The poet of Restoration London was undoubtedly John Wilmot, Earl of Rochester, who led a profane and reckless career at court under the usually benevolent eye of the king. Rochester knew all the vices of London, and could begin with the trees and bushes of St James’s Park: ‘And nightly now beneath their shade / Are buggeries, rapes and incests made.’
He sent his French page to a close friend, Henry Savile, with the message that ‘the greatest and gravest of this court of both sexes have tasted his beauties’.
Rochester is also presumed to be the author of a fantastical farce entitled Sodom, or the Quintessence of Debauchery (1684) in which the king of Sodom issues a proclamation in favour of sodomy:
I do proclaim that bugg’ry may be us’d
Through all the land, so cunt be not abus’d …
To Buggeranthus let this charge be given,
And let them bugger all things under heaven.
His own motto is ‘I’ll reign and bugger still!’ The women protest, claiming that they are better lovers because they are insatiable, and the curtain comes down on scenes of fire and brimstone as the king calls out in defiance:
Let Heavens descend and set the world on fire!
We to some darker cavern will retire;
There on thy buggered arse I will expire.
Rochester became a little more serious in his tragedy Valentinian (1685), where the emperor tells the eunuch:
Oh let me press these balmy lips all
day,
And bathe my love-scorched soul in thy moist kisses.
Rochester’s poem to his supposed mistress was far less sentimental:
When each the well-looked link boy strove t’enjoy,
And the best kiss was the deciding lot
Whether the boy fucked you, or I the boy.
Link boys, who held lights to aid pedestrians at night, were well known for their readiness to provide other favours.
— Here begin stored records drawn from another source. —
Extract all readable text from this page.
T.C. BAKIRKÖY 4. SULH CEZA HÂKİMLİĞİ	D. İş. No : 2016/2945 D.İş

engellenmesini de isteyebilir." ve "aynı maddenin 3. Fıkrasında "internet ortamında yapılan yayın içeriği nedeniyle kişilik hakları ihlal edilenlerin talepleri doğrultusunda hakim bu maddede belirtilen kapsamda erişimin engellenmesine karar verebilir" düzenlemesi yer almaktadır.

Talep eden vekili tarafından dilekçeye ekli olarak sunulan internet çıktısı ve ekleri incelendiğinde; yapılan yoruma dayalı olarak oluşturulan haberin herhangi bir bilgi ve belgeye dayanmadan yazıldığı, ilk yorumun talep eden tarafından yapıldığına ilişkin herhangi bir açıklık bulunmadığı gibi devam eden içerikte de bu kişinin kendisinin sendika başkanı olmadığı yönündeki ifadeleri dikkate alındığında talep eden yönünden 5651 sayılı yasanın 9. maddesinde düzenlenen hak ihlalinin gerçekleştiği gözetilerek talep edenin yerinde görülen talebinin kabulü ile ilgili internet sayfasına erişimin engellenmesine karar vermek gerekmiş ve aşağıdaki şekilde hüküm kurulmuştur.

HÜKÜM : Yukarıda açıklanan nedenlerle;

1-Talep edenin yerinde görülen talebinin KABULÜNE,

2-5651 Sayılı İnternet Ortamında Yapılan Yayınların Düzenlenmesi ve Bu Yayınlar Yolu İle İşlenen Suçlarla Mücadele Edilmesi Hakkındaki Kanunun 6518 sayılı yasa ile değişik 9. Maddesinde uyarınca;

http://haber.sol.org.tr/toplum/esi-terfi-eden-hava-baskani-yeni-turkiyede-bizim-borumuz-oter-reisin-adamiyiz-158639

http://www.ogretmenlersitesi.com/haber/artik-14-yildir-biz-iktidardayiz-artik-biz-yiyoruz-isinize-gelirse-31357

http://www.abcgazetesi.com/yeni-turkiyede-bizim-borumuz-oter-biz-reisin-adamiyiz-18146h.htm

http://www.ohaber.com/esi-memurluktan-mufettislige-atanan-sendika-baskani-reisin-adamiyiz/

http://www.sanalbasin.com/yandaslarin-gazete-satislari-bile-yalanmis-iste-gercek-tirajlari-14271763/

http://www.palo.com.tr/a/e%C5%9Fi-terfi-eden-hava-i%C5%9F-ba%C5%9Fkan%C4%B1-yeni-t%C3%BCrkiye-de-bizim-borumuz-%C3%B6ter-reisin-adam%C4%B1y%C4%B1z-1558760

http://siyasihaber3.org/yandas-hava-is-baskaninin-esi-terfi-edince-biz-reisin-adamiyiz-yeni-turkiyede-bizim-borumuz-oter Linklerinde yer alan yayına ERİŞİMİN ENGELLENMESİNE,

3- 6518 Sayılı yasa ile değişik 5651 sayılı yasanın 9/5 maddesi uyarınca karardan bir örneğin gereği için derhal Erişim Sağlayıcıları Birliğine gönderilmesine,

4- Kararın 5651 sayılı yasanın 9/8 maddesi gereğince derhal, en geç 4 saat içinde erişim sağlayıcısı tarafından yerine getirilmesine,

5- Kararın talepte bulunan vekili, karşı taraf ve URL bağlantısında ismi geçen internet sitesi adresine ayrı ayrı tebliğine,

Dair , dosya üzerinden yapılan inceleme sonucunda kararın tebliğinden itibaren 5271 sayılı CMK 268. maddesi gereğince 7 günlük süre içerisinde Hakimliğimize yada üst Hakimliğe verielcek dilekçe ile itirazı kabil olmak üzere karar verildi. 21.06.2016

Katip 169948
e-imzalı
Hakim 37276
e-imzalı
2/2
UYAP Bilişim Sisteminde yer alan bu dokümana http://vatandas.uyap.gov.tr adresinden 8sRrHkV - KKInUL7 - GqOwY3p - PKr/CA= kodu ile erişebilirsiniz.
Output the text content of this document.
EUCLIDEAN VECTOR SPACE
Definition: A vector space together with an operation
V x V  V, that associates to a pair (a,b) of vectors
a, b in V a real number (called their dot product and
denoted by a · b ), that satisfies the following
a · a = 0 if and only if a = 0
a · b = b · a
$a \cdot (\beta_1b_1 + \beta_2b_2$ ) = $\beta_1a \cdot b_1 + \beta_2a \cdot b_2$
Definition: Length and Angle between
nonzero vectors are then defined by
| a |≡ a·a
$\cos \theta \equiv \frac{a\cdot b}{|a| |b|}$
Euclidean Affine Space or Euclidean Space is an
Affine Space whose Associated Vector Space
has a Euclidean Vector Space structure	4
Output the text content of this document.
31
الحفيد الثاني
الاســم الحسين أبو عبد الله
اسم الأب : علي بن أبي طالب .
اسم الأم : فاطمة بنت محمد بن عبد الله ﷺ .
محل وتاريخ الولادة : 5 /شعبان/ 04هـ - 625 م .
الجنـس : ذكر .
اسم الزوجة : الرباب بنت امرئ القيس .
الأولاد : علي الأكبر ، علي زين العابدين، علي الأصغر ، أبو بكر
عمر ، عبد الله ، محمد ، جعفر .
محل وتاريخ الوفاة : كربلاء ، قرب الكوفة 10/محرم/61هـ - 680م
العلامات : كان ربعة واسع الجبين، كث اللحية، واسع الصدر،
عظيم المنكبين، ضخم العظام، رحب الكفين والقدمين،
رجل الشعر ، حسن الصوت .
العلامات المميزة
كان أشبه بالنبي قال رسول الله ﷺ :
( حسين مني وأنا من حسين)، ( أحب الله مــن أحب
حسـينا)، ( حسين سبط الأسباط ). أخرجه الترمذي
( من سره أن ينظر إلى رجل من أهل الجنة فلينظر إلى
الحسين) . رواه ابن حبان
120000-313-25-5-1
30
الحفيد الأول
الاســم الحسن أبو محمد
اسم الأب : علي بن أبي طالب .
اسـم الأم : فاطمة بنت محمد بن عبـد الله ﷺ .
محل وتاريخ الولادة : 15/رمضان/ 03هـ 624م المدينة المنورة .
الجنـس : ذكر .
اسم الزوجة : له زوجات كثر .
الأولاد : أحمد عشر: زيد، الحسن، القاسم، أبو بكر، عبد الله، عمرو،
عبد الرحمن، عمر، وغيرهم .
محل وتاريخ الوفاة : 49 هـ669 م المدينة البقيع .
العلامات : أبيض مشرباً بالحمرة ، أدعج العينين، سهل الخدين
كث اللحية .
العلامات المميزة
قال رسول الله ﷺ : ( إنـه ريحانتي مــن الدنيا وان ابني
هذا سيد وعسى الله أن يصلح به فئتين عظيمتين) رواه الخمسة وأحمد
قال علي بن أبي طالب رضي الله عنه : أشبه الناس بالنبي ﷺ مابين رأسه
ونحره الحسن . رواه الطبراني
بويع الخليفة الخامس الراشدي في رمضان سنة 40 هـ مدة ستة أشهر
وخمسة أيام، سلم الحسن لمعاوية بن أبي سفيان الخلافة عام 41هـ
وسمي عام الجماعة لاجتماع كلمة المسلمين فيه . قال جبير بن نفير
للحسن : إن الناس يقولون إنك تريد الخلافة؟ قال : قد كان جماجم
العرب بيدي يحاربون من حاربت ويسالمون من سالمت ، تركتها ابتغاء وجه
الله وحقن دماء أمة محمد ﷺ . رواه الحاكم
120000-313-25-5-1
Boys did indeed seem to become an endangered species. A pamphlet of 1669, entitled the Children’s Petition, was directed against unmitigated flogging and its attendant practices. The ‘children’ state that ‘our sufferings are of that nature as makes our schools to be not merely houses of correction, but of prostitution, in this vile way of castigation in use, wherein our secret parts which are by nature shameful and not to be uncovered, must be the anvil exposed to the immodest eyes, and filthy blows of the smiter’. The schoolmaster whipped the buttocks of the boy because they were the source of his temptation and sin, but they may have excited the posterior for further action. The pamphlet concludes that ‘if the nation will not take the warning, but will be wicked, and a Sodom, let it be wicked still’.